Kaspersky Lab, ein international führender Experte im Bereich IT-Sicherheit, präsentiert eine neue Version seiner Unternehmenslösung Kaspersky Anti-Virus 5.5 für Microsoft Exchange Server 2000/2003. Die Lösung schützt Mailboxen und gemeinsam genutzte Dateien auf Servern, die auf Microsoft Exchange 2000/2003 aufsetzen, vor Virenbefall. In der neuen Version wartet sie mit einer Reihe technischer und architektonischer Neuerungen auf.
Kaspersky Anti-Virus 5.5 für Microsoft Exchange Server gewährleistet einen umfassenden Schutz der Mailserver, scannt sämtliche ein- und ausgehenden E-Mails inklusive deren Anhänge auf Virenbefall und neutralisiert gefundene Malware.
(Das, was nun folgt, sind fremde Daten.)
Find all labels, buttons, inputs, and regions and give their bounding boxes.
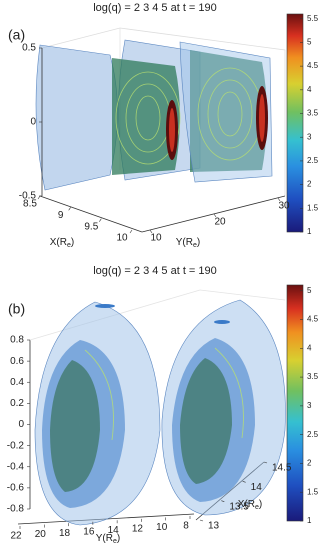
axis-tick-label: 20 bbox=[35, 529, 47, 540]
axis-label-part: Y(R bbox=[96, 533, 113, 544]
axis-tick-label: 0 bbox=[18, 419, 24, 430]
colorbar bbox=[286, 284, 304, 522]
axis-tick-label: 10 bbox=[156, 522, 168, 533]
colorbar-tick-label: 4 bbox=[307, 85, 312, 94]
colorbar-tick-label: 3 bbox=[307, 132, 312, 141]
axis-tick-label: 0 bbox=[30, 117, 36, 128]
axis-tick-label: -0.2 bbox=[7, 440, 25, 451]
colorbar-tick-label: 2.5 bbox=[307, 430, 319, 439]
axis-tick-label: 9 bbox=[58, 210, 64, 221]
axis-tick-label: 12 bbox=[132, 523, 144, 534]
axis-tick-label: 18 bbox=[59, 528, 71, 539]
axis-label-part: ) bbox=[117, 533, 120, 544]
panel-title: log(q) = 2 3 4 5 at t = 190 bbox=[93, 2, 217, 14]
axis-tick-label: 9.5 bbox=[84, 221, 98, 232]
axis-tick-label: 14.5 bbox=[272, 463, 292, 474]
axis-tick bbox=[129, 229, 133, 234]
axis-label: X(Re) bbox=[50, 237, 74, 250]
axis-tick-label: 22 bbox=[10, 531, 22, 542]
colorbar-tick-label: 2 bbox=[307, 459, 312, 468]
colorbar-tick-label: 5.5 bbox=[307, 14, 319, 23]
axis-tick-label: 30 bbox=[278, 201, 290, 212]
axis-tick-label: 0.5 bbox=[22, 43, 36, 54]
axis-tick-label: -0.6 bbox=[7, 483, 25, 494]
axis-label-part: X(R bbox=[238, 499, 255, 510]
colorbar-tick-label: 2.5 bbox=[307, 156, 319, 165]
colorbar-tick-label: 2 bbox=[307, 180, 312, 189]
colorbar-tick-label: 3.5 bbox=[307, 109, 319, 118]
axis-label-part: Y(R bbox=[176, 237, 193, 248]
axis-tick bbox=[263, 461, 268, 464]
colorbar-tick-label: 4 bbox=[307, 343, 312, 352]
axis-label: X(Re) bbox=[238, 499, 262, 512]
axis-tick-label: -0.8 bbox=[7, 504, 25, 515]
axis-tick-label: 14 bbox=[108, 525, 120, 536]
axis-label-part: e bbox=[67, 242, 71, 249]
axis-tick-label: -0.4 bbox=[7, 461, 25, 472]
axis-tick-label: 14 bbox=[251, 482, 263, 493]
axis-label-part: ) bbox=[259, 499, 262, 510]
panel-a-surfaces bbox=[35, 27, 286, 233]
axis-tick-label: 8.5 bbox=[23, 199, 37, 210]
axis-label-part: e bbox=[113, 538, 117, 544]
axis-tick-label: 20 bbox=[214, 217, 226, 228]
colorbar-tick-label: 1 bbox=[307, 227, 312, 236]
axis-tick bbox=[199, 519, 204, 522]
colorbar-tick-label: 5 bbox=[307, 38, 312, 47]
axis-tick-label: 0.2 bbox=[10, 398, 24, 409]
axis-tick bbox=[221, 500, 225, 502]
axis-label-part: ) bbox=[71, 237, 74, 248]
axis-label: Y(Re) bbox=[96, 533, 120, 544]
axis-tick-label: 10 bbox=[116, 233, 128, 244]
axis-tick bbox=[68, 207, 71, 211]
colorbar-tick-label: 1.5 bbox=[307, 203, 319, 212]
axis-tick bbox=[213, 213, 217, 218]
axis-label-part: ) bbox=[197, 237, 200, 248]
panel-title: log(q) = 2 3 4 5 at t = 190 bbox=[93, 265, 217, 277]
axis-label: Y(Re) bbox=[176, 237, 200, 250]
colorbar-tick-label: 1.5 bbox=[307, 487, 319, 496]
axis-tick-label: 13.5 bbox=[229, 501, 249, 512]
axis-tick bbox=[99, 218, 102, 222]
axis-tick-label: 0.6 bbox=[10, 356, 24, 367]
colorbar-tick-label: 3.5 bbox=[307, 372, 319, 381]
axis-tick-label: 0.4 bbox=[10, 377, 24, 388]
axis-tick bbox=[37, 195, 41, 200]
axis-tick-label: 13 bbox=[208, 521, 220, 532]
panel-b-surfaces bbox=[17, 289, 286, 526]
axis-tick-label: 10 bbox=[150, 233, 162, 244]
axis-tick-label: -0.5 bbox=[19, 191, 37, 202]
colorbar-tick-label: 4.5 bbox=[307, 315, 319, 324]
axis-tick-label: 0.8 bbox=[10, 335, 24, 346]
colorbar-tick-label: 3 bbox=[307, 401, 312, 410]
panel-label: (b) bbox=[8, 301, 25, 317]
colorbar bbox=[286, 13, 304, 233]
colorbar-tick-label: 4.5 bbox=[307, 61, 319, 70]
colorbar-tick-label: 5 bbox=[307, 286, 312, 295]
colorbar-tick-label: 1 bbox=[307, 516, 312, 525]
axis-label-part: e bbox=[255, 504, 259, 511]
axis-tick-label: 8 bbox=[183, 521, 189, 532]
axis-label-part: X(R bbox=[50, 237, 67, 248]
axis-label-part: e bbox=[193, 242, 197, 249]
axis-tick bbox=[242, 481, 246, 483]
panel-label: (a) bbox=[8, 27, 25, 43]
axis-tick-label: 16 bbox=[83, 526, 95, 537]
axis-tick bbox=[149, 229, 153, 234]
axis-tick bbox=[277, 197, 281, 202]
Die Lösung verfügt über verschiedene Alternativen für den Umgang mit infizierten Nachrichten, darunter die Möglichkeit, befallene und verdächtige Objekte umzubenennen und sie in einen Quarantäne-Ordner zu verschieben.
Zur Steigerung des Scandurchsatzes bietet die Lösung ferner die Option, E-Mails über verschiedene Streams zu scannen. Um die Leistungsfähigkeit beim Scannen noch weiter zu erhöhen, kann die Zahl der gleichzeitig eingesetzten Anti-Virus-Engines nun an die Anzahl der Prozessoren angepasst werden. Auch die Optionen beim Scannen von Objekten im Arbeitsspeicher wurden erweitert: Bis zu 10 Objekte mit einer Größe von jeweils einem Megabyte können parallel gescannt werden, ohne dabei Festplattenkapazitäten in Anspruch nehmen zu müssen.
Durch die automatische Aktualisierung von Software und Virendefinitionen ist zu jeder Zeit maximaler Schutz für das Unternehmen gewährleistet. So erkennt Version 5.5 automatisch Virenepidemien und trägt damit zur zeitnahen Reaktion des Administrators bei.
Einen zusätzlichen Grad an Sicherheit bieten die drei Produkte durch die Auswahlmöglichkeit der zugrundeliegenden Anti-Viren-Datenbanken. Der Anwender oder Administrator kann nun zwischen drei Datenbanktypen auswählen und ohne erneutes Updaten zwischen diesen umschalten: Standarddatenbanken, erweiterte Datenbanken und redundante Datenbanken. In den beiden letzteren werden Signaturen von Riskware gesammelt, also potentiell gefährliche Programme, die jedoch nicht als Viren eingestuft werden. Beispiele hierfür sind Werbeprogramme oder Programme zur remote-Spionage infizierter Computer.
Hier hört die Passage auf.